[Recollections of a Long Life by Theodore Ledyard Cuyler]@TWC D-Link bookRecollections of a Long Life CHAPTER XV 5/23
My host, Dr. Strong, is an active member of the Methodist Church in that town, and naturally a large number of ministers of that denomination are his summer guests.
This was very pleasant for me, for, although I am loyally attached to my own "clan," yet I have a peculiarly warm side for the ecclesiastical followers of the Wesleys, and am some times introduced in their conferences as a "Methodistical Presbyterian." At Dr.Strong's I met many of the leading Methodist ministers, and was exceedingly "filled with their company." I met, among others, the sweet-spirited Bishop Jaynes, who always seemed to be a legitimate successor of the beloved disciple John.
If Bishop Jaynes recalled the apostle John, let me say that the venerated father of my kind host and the founder of the Sanitarium, the late Dr.Sylvester S.Strong, was such an impersonation of charming courtesy and fervid spirituality that he might be a counterpart of "Luke the beloved physician." He was an admirable preacher before he entered the medical profession.
Bishop Peck was a very entertaining companion and most fraternal in his warmheartedness.

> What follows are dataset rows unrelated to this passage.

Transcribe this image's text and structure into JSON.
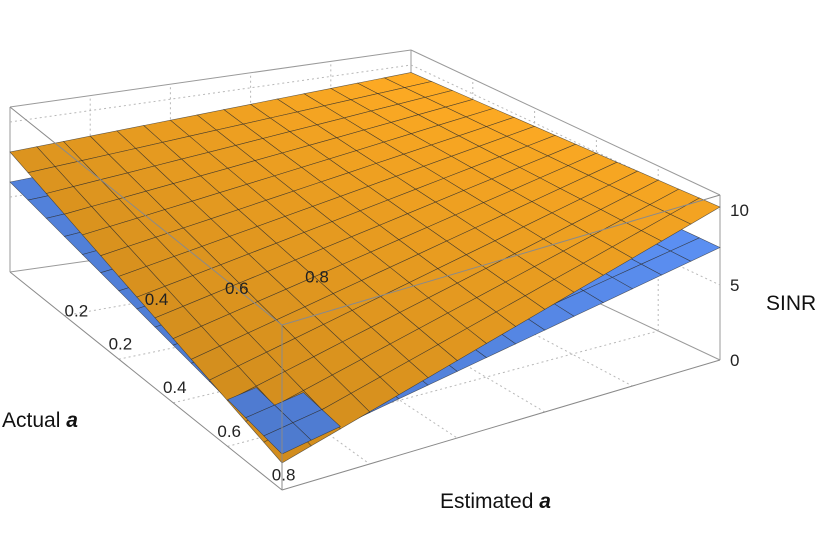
{
  "chart_data": {
    "type": "surface3d",
    "title": "",
    "xlabel": "Estimated a",
    "xlabel_text": "Estimated",
    "xlabel_symbol": "a",
    "ylabel": "Actual a",
    "ylabel_text": "Actual",
    "ylabel_symbol": "a",
    "zlabel": "SINR",
    "x_ticks": [
      0.2,
      0.4,
      0.6,
      0.8
    ],
    "y_ticks": [
      0.2,
      0.4,
      0.6,
      0.8
    ],
    "z_ticks": [
      0,
      5,
      10
    ],
    "xlim": [
      0,
      1
    ],
    "ylim": [
      0,
      1
    ],
    "zlim": [
      0,
      11
    ],
    "grid": true,
    "mesh_divisions": 15,
    "series": [
      {
        "color": "#F4A422",
        "corner_values": {
          "x0_y0": 8.0,
          "x1_y0": 1.8,
          "x0_y1": 9.5,
          "x1_y1": 10.2
        }
      },
      {
        "color": "#5B8FF2",
        "corner_values": {
          "x0_y0": 6.0,
          "x1_y0": 2.4,
          "x0_y1": 7.5,
          "x1_y1": 7.5
        }
      }
    ]
  }
}
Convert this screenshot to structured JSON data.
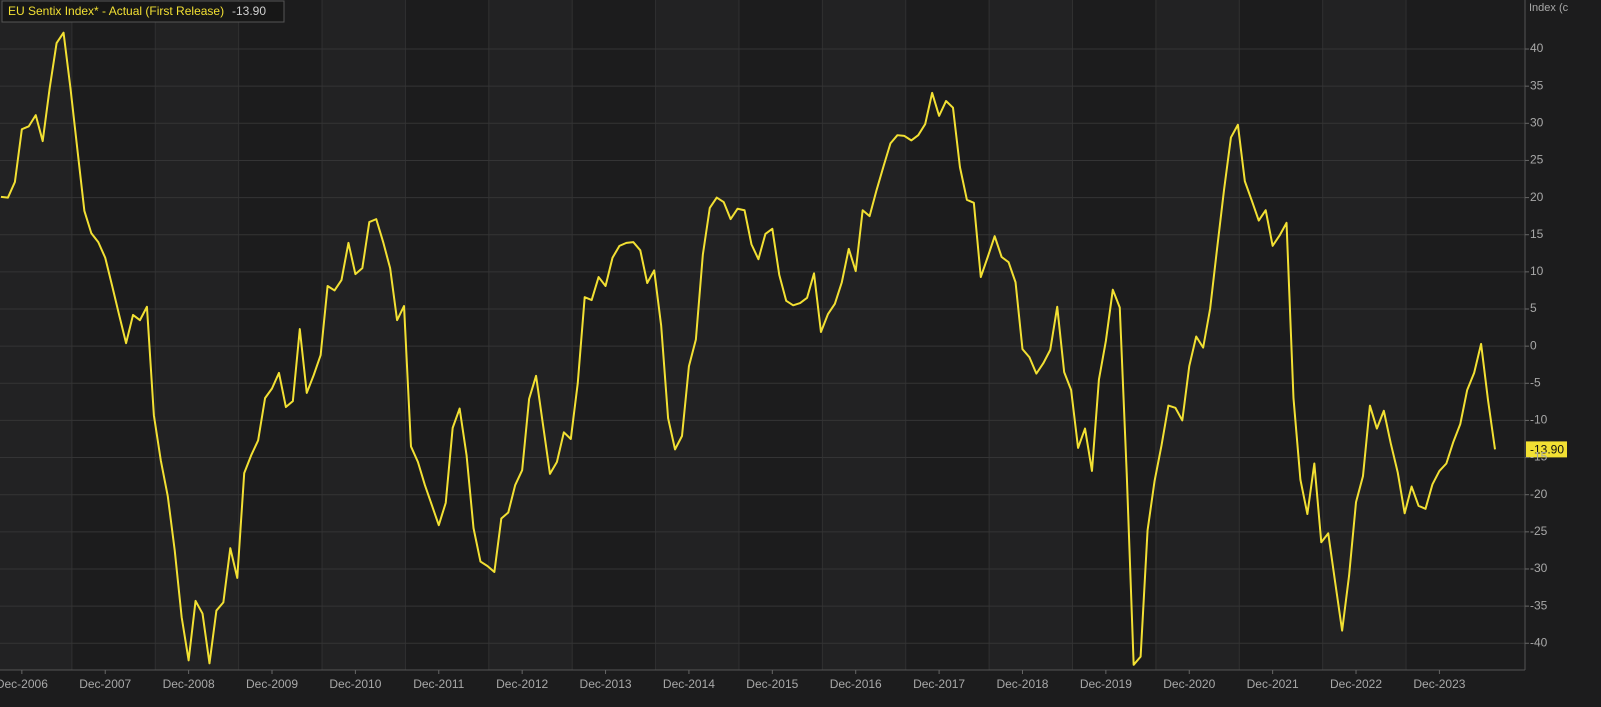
{
  "chart_data": {
    "type": "line",
    "legend_title": "EU Sentix Index* - Actual (First Release)",
    "y_label": "Index (c",
    "last_value_label": "-13.90",
    "x": [
      "Sep-2006",
      "Oct-2006",
      "Nov-2006",
      "Dec-2006",
      "Jan-2007",
      "Feb-2007",
      "Mar-2007",
      "Apr-2007",
      "May-2007",
      "Jun-2007",
      "Jul-2007",
      "Aug-2007",
      "Sep-2007",
      "Oct-2007",
      "Nov-2007",
      "Dec-2007",
      "Jan-2008",
      "Feb-2008",
      "Mar-2008",
      "Apr-2008",
      "May-2008",
      "Jun-2008",
      "Jul-2008",
      "Aug-2008",
      "Sep-2008",
      "Oct-2008",
      "Nov-2008",
      "Dec-2008",
      "Jan-2009",
      "Feb-2009",
      "Mar-2009",
      "Apr-2009",
      "May-2009",
      "Jun-2009",
      "Jul-2009",
      "Aug-2009",
      "Sep-2009",
      "Oct-2009",
      "Nov-2009",
      "Dec-2009",
      "Jan-2010",
      "Feb-2010",
      "Mar-2010",
      "Apr-2010",
      "May-2010",
      "Jun-2010",
      "Jul-2010",
      "Aug-2010",
      "Sep-2010",
      "Oct-2010",
      "Nov-2010",
      "Dec-2010",
      "Jan-2011",
      "Feb-2011",
      "Mar-2011",
      "Apr-2011",
      "May-2011",
      "Jun-2011",
      "Jul-2011",
      "Aug-2011",
      "Sep-2011",
      "Oct-2011",
      "Nov-2011",
      "Dec-2011",
      "Jan-2012",
      "Feb-2012",
      "Mar-2012",
      "Apr-2012",
      "May-2012",
      "Jun-2012",
      "Jul-2012",
      "Aug-2012",
      "Sep-2012",
      "Oct-2012",
      "Nov-2012",
      "Dec-2012",
      "Jan-2013",
      "Feb-2013",
      "Mar-2013",
      "Apr-2013",
      "May-2013",
      "Jun-2013",
      "Jul-2013",
      "Aug-2013",
      "Sep-2013",
      "Oct-2013",
      "Nov-2013",
      "Dec-2013",
      "Jan-2014",
      "Feb-2014",
      "Mar-2014",
      "Apr-2014",
      "May-2014",
      "Jun-2014",
      "Jul-2014",
      "Aug-2014",
      "Sep-2014",
      "Oct-2014",
      "Nov-2014",
      "Dec-2014",
      "Jan-2015",
      "Feb-2015",
      "Mar-2015",
      "Apr-2015",
      "May-2015",
      "Jun-2015",
      "Jul-2015",
      "Aug-2015",
      "Sep-2015",
      "Oct-2015",
      "Nov-2015",
      "Dec-2015",
      "Jan-2016",
      "Feb-2016",
      "Mar-2016",
      "Apr-2016",
      "May-2016",
      "Jun-2016",
      "Jul-2016",
      "Aug-2016",
      "Sep-2016",
      "Oct-2016",
      "Nov-2016",
      "Dec-2016",
      "Jan-2017",
      "Feb-2017",
      "Mar-2017",
      "Apr-2017",
      "May-2017",
      "Jun-2017",
      "Jul-2017",
      "Aug-2017",
      "Sep-2017",
      "Oct-2017",
      "Nov-2017",
      "Dec-2017",
      "Jan-2018",
      "Feb-2018",
      "Mar-2018",
      "Apr-2018",
      "May-2018",
      "Jun-2018",
      "Jul-2018",
      "Aug-2018",
      "Sep-2018",
      "Oct-2018",
      "Nov-2018",
      "Dec-2018",
      "Jan-2019",
      "Feb-2019",
      "Mar-2019",
      "Apr-2019",
      "May-2019",
      "Jun-2019",
      "Jul-2019",
      "Aug-2019",
      "Sep-2019",
      "Oct-2019",
      "Nov-2019",
      "Dec-2019",
      "Jan-2020",
      "Feb-2020",
      "Mar-2020",
      "Apr-2020",
      "May-2020",
      "Jun-2020",
      "Jul-2020",
      "Aug-2020",
      "Sep-2020",
      "Oct-2020",
      "Nov-2020",
      "Dec-2020",
      "Jan-2021",
      "Feb-2021",
      "Mar-2021",
      "Apr-2021",
      "May-2021",
      "Jun-2021",
      "Jul-2021",
      "Aug-2021",
      "Sep-2021",
      "Oct-2021",
      "Nov-2021",
      "Dec-2021",
      "Jan-2022",
      "Feb-2022",
      "Mar-2022",
      "Apr-2022",
      "May-2022",
      "Jun-2022",
      "Jul-2022",
      "Aug-2022",
      "Sep-2022",
      "Oct-2022",
      "Nov-2022",
      "Dec-2022",
      "Jan-2023",
      "Feb-2023",
      "Mar-2023",
      "Apr-2023",
      "May-2023",
      "Jun-2023",
      "Jul-2023",
      "Aug-2023",
      "Sep-2023",
      "Oct-2023",
      "Nov-2023",
      "Dec-2023",
      "Jan-2024",
      "Feb-2024",
      "Mar-2024",
      "Apr-2024",
      "May-2024",
      "Jun-2024",
      "Jul-2024",
      "Aug-2024"
    ],
    "series": [
      {
        "name": "EU Sentix Index* - Actual (First Release)",
        "color": "#f2e033",
        "values": [
          20.1,
          20,
          22.1,
          29.2,
          29.6,
          31.1,
          27.6,
          34.7,
          40.8,
          42.2,
          34.7,
          26.4,
          18.2,
          15.2,
          14,
          11.9,
          8.1,
          4.2,
          0.4,
          4.2,
          3.5,
          5.3,
          -9.3,
          -15.4,
          -20.2,
          -27.5,
          -36.5,
          -42.3,
          -34.3,
          -36,
          -42.7,
          -35.6,
          -34.5,
          -27.2,
          -31.2,
          -17.1,
          -14.7,
          -12.7,
          -7,
          -5.7,
          -3.6,
          -8.2,
          -7.4,
          2.3,
          -6.3,
          -3.9,
          -1.2,
          8.1,
          7.5,
          8.9,
          13.9,
          9.7,
          10.5,
          16.7,
          17.1,
          14,
          10.5,
          3.5,
          5.4,
          -13.5,
          -15.6,
          -18.7,
          -21.4,
          -24.1,
          -21.1,
          -11,
          -8.4,
          -14.7,
          -24.5,
          -29,
          -29.6,
          -30.4,
          -23.2,
          -22.4,
          -18.7,
          -16.7,
          -7.1,
          -4,
          -10.6,
          -17.2,
          -15.6,
          -11.6,
          -12.5,
          -5,
          6.6,
          6.2,
          9.3,
          8.1,
          11.9,
          13.5,
          13.9,
          14,
          12.9,
          8.5,
          10.2,
          2.8,
          -9.7,
          -13.9,
          -12.1,
          -2.7,
          0.9,
          12.3,
          18.6,
          20,
          19.4,
          17.1,
          18.5,
          18.3,
          13.7,
          11.7,
          15.1,
          15.8,
          9.6,
          6.1,
          5.5,
          5.8,
          6.5,
          9.8,
          1.9,
          4.3,
          5.7,
          8.6,
          13.1,
          10.1,
          18.3,
          17.5,
          21,
          24.2,
          27.3,
          28.4,
          28.3,
          27.7,
          28.4,
          29.9,
          34.1,
          31,
          33,
          32.1,
          24.1,
          19.7,
          19.3,
          9.3,
          12,
          14.8,
          12,
          11.3,
          8.6,
          -0.4,
          -1.5,
          -3.7,
          -2.3,
          -0.5,
          5.3,
          -3.5,
          -5.9,
          -13.7,
          -11.1,
          -16.8,
          -4.5,
          0.7,
          7.6,
          5.2,
          -17.1,
          -42.9,
          -41.8,
          -24.8,
          -18.2,
          -13.4,
          -8,
          -8.3,
          -10,
          -2.7,
          1.3,
          -0.2,
          5,
          13.1,
          21,
          28.1,
          29.8,
          22.2,
          19.6,
          16.9,
          18.3,
          13.5,
          14.9,
          16.6,
          -7,
          -18,
          -22.6,
          -15.8,
          -26.4,
          -25.2,
          -31.8,
          -38.3,
          -30.9,
          -21,
          -17.5,
          -8,
          -11.1,
          -8.7,
          -13.1,
          -17,
          -22.5,
          -18.9,
          -21.5,
          -21.9,
          -18.6,
          -16.8,
          -15.8,
          -12.9,
          -10.5,
          -5.9,
          -3.6,
          0.3,
          -7.3,
          -13.9
        ]
      }
    ],
    "xticks": [
      "Dec-2006",
      "Dec-2007",
      "Dec-2008",
      "Dec-2009",
      "Dec-2010",
      "Dec-2011",
      "Dec-2012",
      "Dec-2013",
      "Dec-2014",
      "Dec-2015",
      "Dec-2016",
      "Dec-2017",
      "Dec-2018",
      "Dec-2019",
      "Dec-2020",
      "Dec-2021",
      "Dec-2022",
      "Dec-2023"
    ],
    "ylim": [
      -43.6,
      46.6
    ],
    "yticks": [
      -40,
      -35,
      -30,
      -25,
      -20,
      -15,
      -10,
      -5,
      0,
      5,
      10,
      15,
      20,
      25,
      30,
      35,
      40
    ],
    "grid": true
  }
}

He was a man of colossal proportions, and it was quite proper that he was appointed to the charge of the churches in the wide regions of California and Oregon.
When he came thence to the General Conference, he presented his protuberant figure to the assembly, and began with the humorous announcement, "The Pacific slope salutes you!" On that same "slope" I discovered last year that Methodism has outgrown even the formidable proportions of my old friend Dr.Peck. At Saratoga I first met the eloquent Apollos of American Methodism, Bishop Matthew Simpson.